The basic numbers are very striking. If drug prices in the United States were to fall by 70 percent in the absence of patent protection, it would amount to savings of more than $140 billion a year, given 2005 spending levels. This is almost six times as much as the industry claims it is currently spending on research. Since half of this money may go to research copycat drugs of little social value, the savings from eliminating drug patents in the United States may be more than 10 times as large as the spending necessary to replace the useful research performed by the pharmaceutical industry.
 
In some industries, yes; in others, not so much. It's about balancing the competing interests of the public: cheaper existing products vs more investment in new products.
 
Inventor or author should be entitled to some compensation (a reasonable royalty) when others use their work. Generally shouldn't be able to enjoin others from using it. Maybe copyright durration is too long (less sure on this).
 
Yes, people are too stupid and dishonest to operate well without IP laws and rights.

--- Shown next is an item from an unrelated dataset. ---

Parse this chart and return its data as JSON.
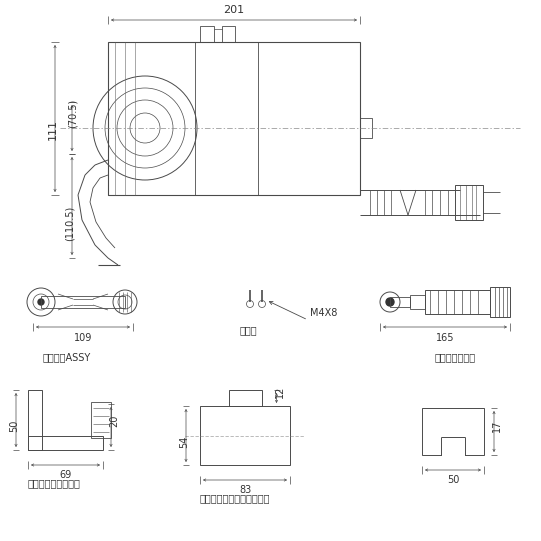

However the current setup allows the dishonest people to take advantage of the stupid people using the IP laws.

Also this:

this is really a long discussion...
however in short I would say that some form of intellectual property regulation is necessary (especially in modern economy) however the current system for protection of intellectual property is completely broken and not matching the needs of modern economy and technology.

and this:

In some industries, yes; in others, not so much. It's about balancing the competing interests of the public: cheaper existing products vs more investment in new products.
 
Yes, people are too stupid and dishonest to operate well without IP laws and rights.
But apparently smart and honest enough to support its continued existence? :huh: What a fascinatingly contrary anthropology you have.